Machine learning is mostly non-Bayesian. There is a significant Bayesian contingent in the machine learning literature, but it is decidedly a minority, since non-Bayesian procedures exist which accomplish the same thing through regularization, with dramatically lower computing costs. You can argue that regularization is Bayesian in spirit if not in letter, but it is entirely comprehensible and defensible from a frequentist perspective--indeed, this is why most Bayesian procedures have reasonably good frequentist properties. The typical machine learning practitioner uses Bayes when it is convenient, but uses other methods when it isn't.
Bayes appeals to a lot of people relatively new to statistics, because of its conceptual simplicity, intuitiveness and uniformity of method. It really is a very elegant way to think about statistics. Frequentism is usually not presented in such a way, so people fail to realize it is not just a hodge podge of tools (it is important to note the differences between classical statistics, with its hodge podge of tools, and frequentist statistics, which similar to Bayes has a single, elegant overarching principle guiding its approach to statistics).
There is a philosophical discussion to be had about the interpretation of probability, but these days most everyone agrees that probability is useful for both representing variation under replication as well as epistemic uncertainty. These are different things, to be sure, and theorems showing practical harmony between frequentist and Bayesian approaches (e.g., complete class theorems) don't change this fundamental philosophical gulf.
The real difference in applied settings is between goals and methods. To do Bayes, you use the Bayesian method (in brief, prior + likelihood => posterior). Anything that comes out of this method is solid Bayes. To do frequentism, you use any method that has good frequentist properties. There is no completely general purpose recipe for good frequentist properties, but there is also no completely general guarantee that Bayes will yield good frequentist properties.
Strict Bayesians, who insist on using the Bayesian approach in every problem, are settling for easy answers over good answers. For example, in a given problem, it may be extremely difficult to produce a confidence interval with 95% coverage. The Bayesian can easily produce a credible interval with 95% posterior probability, however, using their chosen method. They pretend that this is an advantage of Bayes, but note that they've changed the subject. If their interval has 95% coverage, then it would be just fine by frequentist lights, but it doesn't, which is why frequentists don't have an answer. Bayesians will often respond that what scientists really want is credibility, not confidence, so frequentists have the wrong goal, but I wouldn't be so sure. It's nice to be able to say "the probability that theta lies in (-1, 1) is 95%", but it's embarrassing to point out that the coverage of this credible interval might be zero. Scientists may sometimes interpret confidence intervals as credible intervals, but they also expect their intervals to trap the truth most of the time. Bayes doesn't offer any such guarantee, but frequentism does.
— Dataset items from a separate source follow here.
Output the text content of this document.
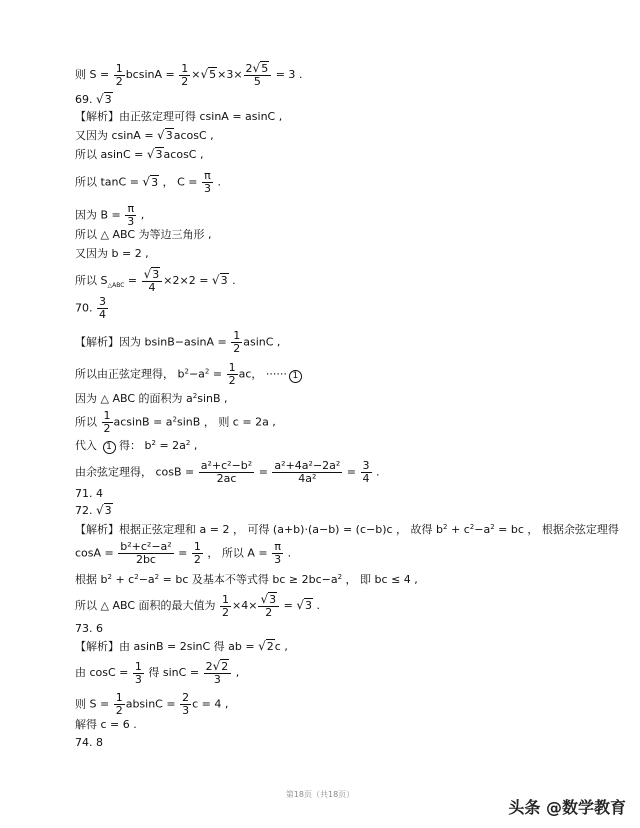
则 $S = \frac{1}{2}$ $bcsinA = \frac{1}{2} \times√5\times 3\times \frac{2√5}{5} = 3$ .
69. √3
【解析】由正弦定理可得 csinA = asinC ,
又因为 csinA = √3acosC ,
所以 asinC = √3acosC ,
所以 tanC = √3 ， $C = \frac{\pi}{3}$ .
因为 $B = \frac{\pi}{3}$ ,
所以 △ ABC 为等边三角形 ,
又因为 b = 2 ,
所以 $S_{\triangle ABC} = \frac{√3}{4} \times 2\times 2 = √3$ .
70. $\frac{3}{4}$
【解析】因为 $bsinB-asinA = \frac{1}{2}$ asinC ,
所以由正弦定理得， $b^2-a^2 = \frac{1}{2}$ ac， ······ 1
因为 △ ABC 的面积为 $a^2\sin B$ ,
所以 $\frac{1}{2}$ $acsinB = a^2\sin B$ ， 则 c = 2a ,
代入 1 得： $b^2 = 2a^2$ ,
由余弦定理得， $\cos B = \frac{\text{a²+c²−b²}}{2ac} = \frac{\text{a²+4a²−2a²}}{\text{4a²}} = \frac{3}{4}$ .
71. 4
72. √3
【解析】根据正弦定理和 a = 2 ， 可得 (a+b)·(a−b) = (c−b)c ， 故得 $b^2 + c^2-a^2$ = bc ， 根据余弦定理得
$\cos A = \frac{\text{b²+c²−a²}}{2bc} = \frac{1}{2}$ ， 所以 $A = \frac{\pi}{3}$ .
根据 $b^2 + c^2-a^2$ = bc 及基本不等式得 bc ≥ $2bc-a^2$ ， 即 bc ≤ 4 ,
所以 △ ABC 面积的最大值为 $\frac{1}{2} \times 4\times \frac{√3}{2} = √3$ .
73. 6
【解析】由 asinB = 2sinC 得 ab = √2c ,
由 $\cos C = \frac{1}{3}$ 得 $\sin C = \frac{2√2}{3}$ ,
则 $S = \frac{1}{2}$ $absinC = \frac{2}{3}$ c = 4 ,
解得 c = 6 .
74. 8
第18页（共18页）
头条 @数学教育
In the end, I think what we really want is frequentist properties, and in most cases Bayesian methods are one way (but not the only way) to secure those properties, along with the elegance of the Bayesian algorithm. But in cases where Bayes does not perform well by frequentist standards, I think good science means working harder to find something that does, not moving the goalposts and saying "well it's Bayesian so it's automatically right".